In Totaled: The Billion dollar crash of the startup that took on big auto, big oil and the world, Brian has provided a great deal of background to the story that even I hadn’t known.
The book manages to present a coherent story while packing in a huge amount of detail from numerous behind-the-scenes interviews conducted by the author.
I came relatively late to the idea of Better Place, and I came with huge skepticism.
The book tells the complete story, from the start of Agassi’s idea to accelerate the move toward electric cars, through the adoption of battery switching as the answer to range problems, and into the massive fund-raising, spending, and eventual collapse.
The only significant actor in the story who didn’t speak to Brian Blum was the enigmatic Shai Agassi. He was the driving force behind the entire idea, but has said barely anything in the years since its May 2013 collapse.
He had already been fired from Better Place in October 2012, several months before.
Only after the book came out did he give an interview (in Hebrew) in which he contradicts some of the book’s claims and appears to throw considerable blame at the Israeli Government.
Certainly the Israeli Government never completely supported Better Place. However, Totaled lays a fair amount of blame for the eventual failure on Agassi himself.
Personally, after reading the book, I’d liken the reasons for the failure to those of an air crash: there may have been no single error, but a collection of compounding decisions and changes in the business environment caused the failure.
Agassi’s arrogance is demonstrated well in a meeting in Detroit with General Motors just as GM was developing its range-extended electric 2011 Chevrolet Volt.
But it had a tailpipe, something Agassi wouldn’t allow in any future vision he had. After presenting his no-compromise, all-electric, battery-switching vision, Agassi was only capable of seeing it his own way. Speaking to one of the first venture capital backers of Better Place, Mike Granoff, as they left the meeting:
“The next meeting we have,” Agassi said, “it’ll be at our headquarters.”

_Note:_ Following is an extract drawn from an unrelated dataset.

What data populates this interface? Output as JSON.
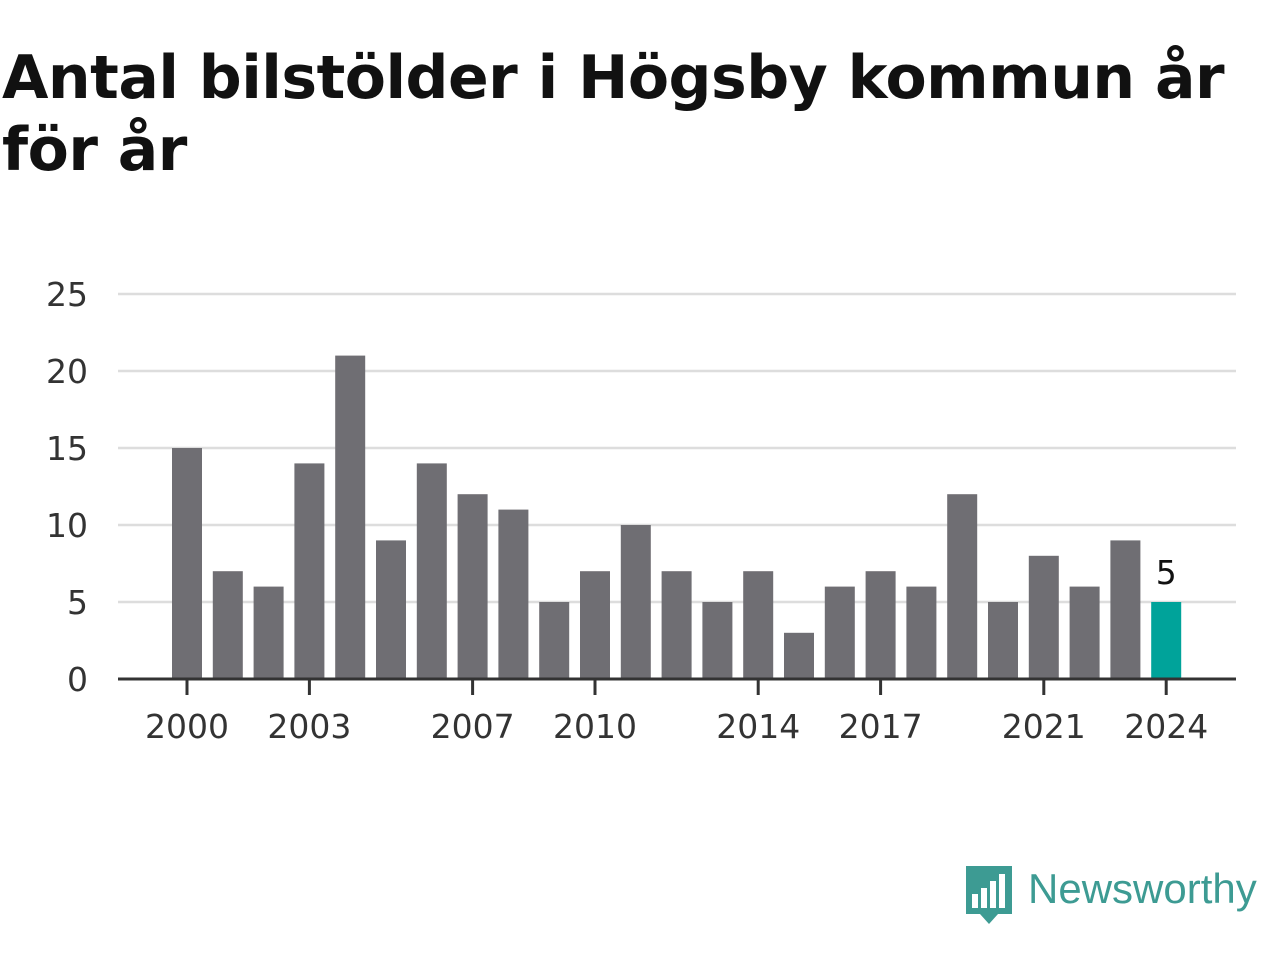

“Why’s that?” Mike Granoff asked.
“Because we’ll have the bigger market capitalization,” Agassi replied without blinking.

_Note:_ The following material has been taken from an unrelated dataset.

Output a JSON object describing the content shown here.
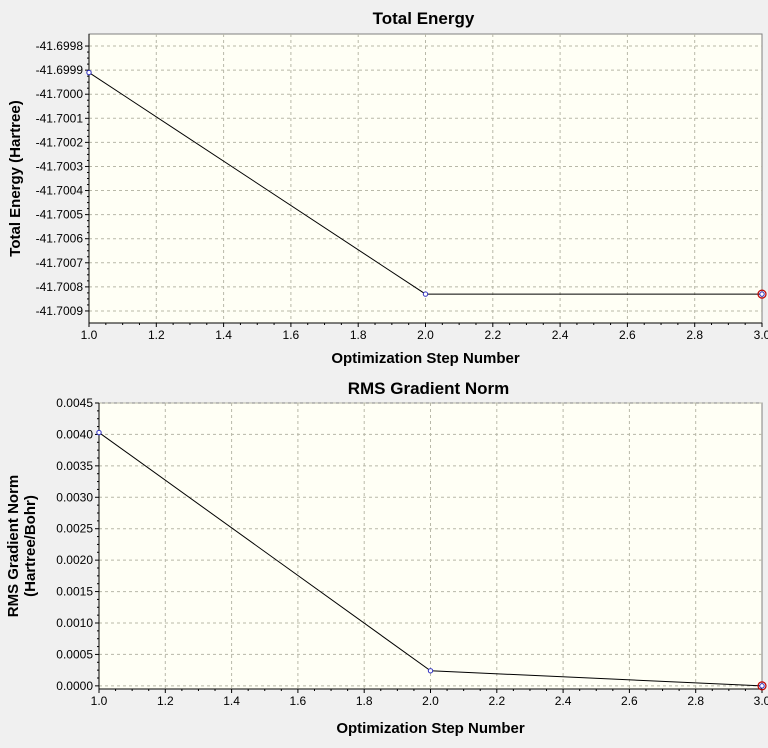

Agassi’s bold statement was right, temporarily.
Within a year, General Motors would declare bankruptcy meaning its market capitalization had neared zero.
It would go on to be restructured with financial support from the U.S. government, while Better Place would be on its way to a staggering valuation of $2.25 billion.
The book doesn’t underrate the massive achievement of getting drivers in both Denmark and Israel driving emission-free, switching batteries as needed, and using a low-range electric car almost as if it were a petrol or diesel car that had benefited from a century of installed investment in infrastructure.
The book also recounts just how much the earliest customers loved their cars and the complete system (something I was certainly a part of).
Better Place achieved great things, but it did so at a huge and unsustainable cost. Agassi’s personality deserves some of the blame, but by no means all of it.
Business books on failure are not common: there should be more of them, and there is more to learn from Better Place and how it was run than you may imagine.
The book ends with the author’s enumeration of the most important lessons to learn, and in them, I believe he’s captured the essence of what went wrong.
Along the way the book reads like a novel, the characters are well explained and there is a decent explanation of the technological issues the company faced and solved along the way.
Even if you had followed coverage of Better Place as closely as I did as it happened, the book contains a huge amount of new information.
I’m often asked if I regret buying my Better Place car.
If I had know what the state of the company was in May 2012, as described in Totaled, I probably wouldn’t have bought the car.
In hindsight, the collapse was fairly easy to predict by then.
However, my life would have been much less rich. I’ve met amazing people and had tremendous experiences connected with my decision.
For now, I’ll have to live with my mermaid hybrid until someone or some company takes the plunge and brings any other electric car into Israel.